The following is a guest post from Andres Pinter, senior managing director at Ankura Consulting. Opinions are the author’s own.
While the $1.7 trillion private credit market is experiencing its first real stress test, the focus has been on fund-level liquidity and investor redemptions. What matters most, though, is the health of the underlying borrowers. And there is nothing more critical to measuring a company’s health and ability to repay debt than its cash flow.
I am a corporate restructuring professional. I think in cash.

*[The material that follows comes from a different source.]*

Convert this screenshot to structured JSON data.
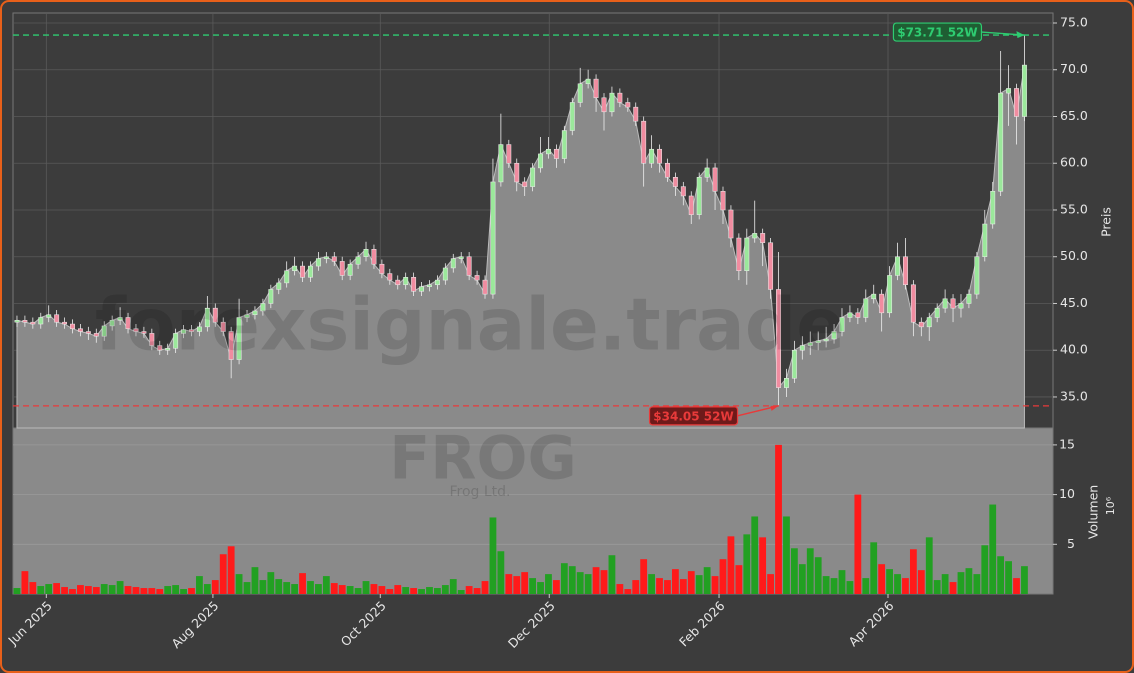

No accruals, no GAAP, no adjusted pro forma nonsense. Just the cold reality of what actually hits the bank account and what actually leaves it. Because when a company becomes distressed, all the accounting poetry in the world doesn’t matter. What matters is whether you can make payroll on Friday.
The 13-week cash flow forecast
The primary tool for navigating highly leveraged balance sheets is deceptively simple and probably the most honest financial instrument in American capitalism. It’s called the 13-week cash flow forecast. And as the private credit cycle turns, it has much to teach any investor across all asset classes.
The 13-week forecast has no official inventor, but its rise tracks with the bankruptcy boom of the ’80s and ’90s. The horizon isn’t arbitrary. Thirteen weeks is roughly a quarter, long enough to be meaningful but short enough to forecast with accuracy. As Chapter 11 filings exploded and the restructuring industry professionalized, lenders and bankruptcy courts needed a common language. The 13-week forecast became the standard. By the time Enron collapsed in 2001, every restructuring adviser in America was building the same model.
The format is brutally simple, and therein lies its beauty. Thirteen columns, one for each week. Rows for cash receipts, what lands in the company’s accounts. Rows for cash disbursements, what goes out the door. Beginning cash, ending cash, repeat. It sounds easy. It’s not. Forecasting with accuracy is as much an art as a science. It’s an iterative process of analyzing payment cycles, customer behavior, seasonal patterns and vendor leverage. It takes years to master. Yet the entire leveraged lending industry hinges on getting it right.
But 13-week forecasts aren’t just for stressed balance sheets. Healthy companies use them too, to manage working capital, prepare for seasonal swings, and anticipate financing needs. The difference is that healthy companies get to treat them as a planning tool. Distressed companies live under them. In a restructuring, the forecast stops being a spreadsheet and turns into a control surface. It becomes the budget, the business plan and the report card all at once. You don’t just have a 13-week. You live under it. Weekly updates, weekly reporting, weekly variance analysis. Miss too hard, and the leash tightens.
That’s why the restructuring trade refers to cash as the only covenant that counts. Leverage covenants can be amended. Liquidity covenants can be negotiated. EBITDA covenants are basically a creative writing exercise. But a 13-week forecast is undeniable.
A bet on cash generation
Cash matters right now because the private credit market was built on a very specific promise. The pitch to investors was that direct lenders could underwrite as meticulously—or better—than banks, hold loans on their balance sheets rather than syndicating them and manage through cycles with resolve. The appeal to borrowers was flexibility: Payment-in-kind toggles, covenant holidays and amend-and-extend agreements. Complexity only obscures the picture. Supply chain finance. Receivables facilities. Special-purpose vehicles that warehouse obligations in tidy off-balance-sheet boxes. Even in the most capital-intensive corners of the economy, project-style financing and SPV-heavy structures are being used to fund massive builds without making the core business look as levered as it actually is. Some call this innovation. But lenders must ensure the cash is there to service debt, quarterly and at maturity. The structure doesn’t change that arithmetic.
Every investor is a cash investor, whether they admit it or not. Dividends are cash. Interest is cash. Equity appreciation is a claim on future cash flows you hope to sell for cash. Every investment, stripped to its essence, is a bet on cash generation. It’s easy to think in the abstractions of growth rates and multiples. The 13-week forecast forces you to think in concrete terms. Not EBITDA, but actual cash collections. Once you’ve lived inside that system, you can’t unsee it. Every investment starts to look different when you ask the restructuring question first. What’s the cash?
As the private credit story unfolds, as the PIK toggles sunset and the maturity walls arrive and sponsors decide whether to write another equity check or hand over the keys, one document will sit at the center of every negotiation, every courtroom, every boardroom. Thirteen columns. Cash in, cash out, net change. The 13-week forecast doesn’t lie. It just sits there, week after week, telling you the truth whether you want to hear it or not. In the end, that’s the only investing lesson that matters.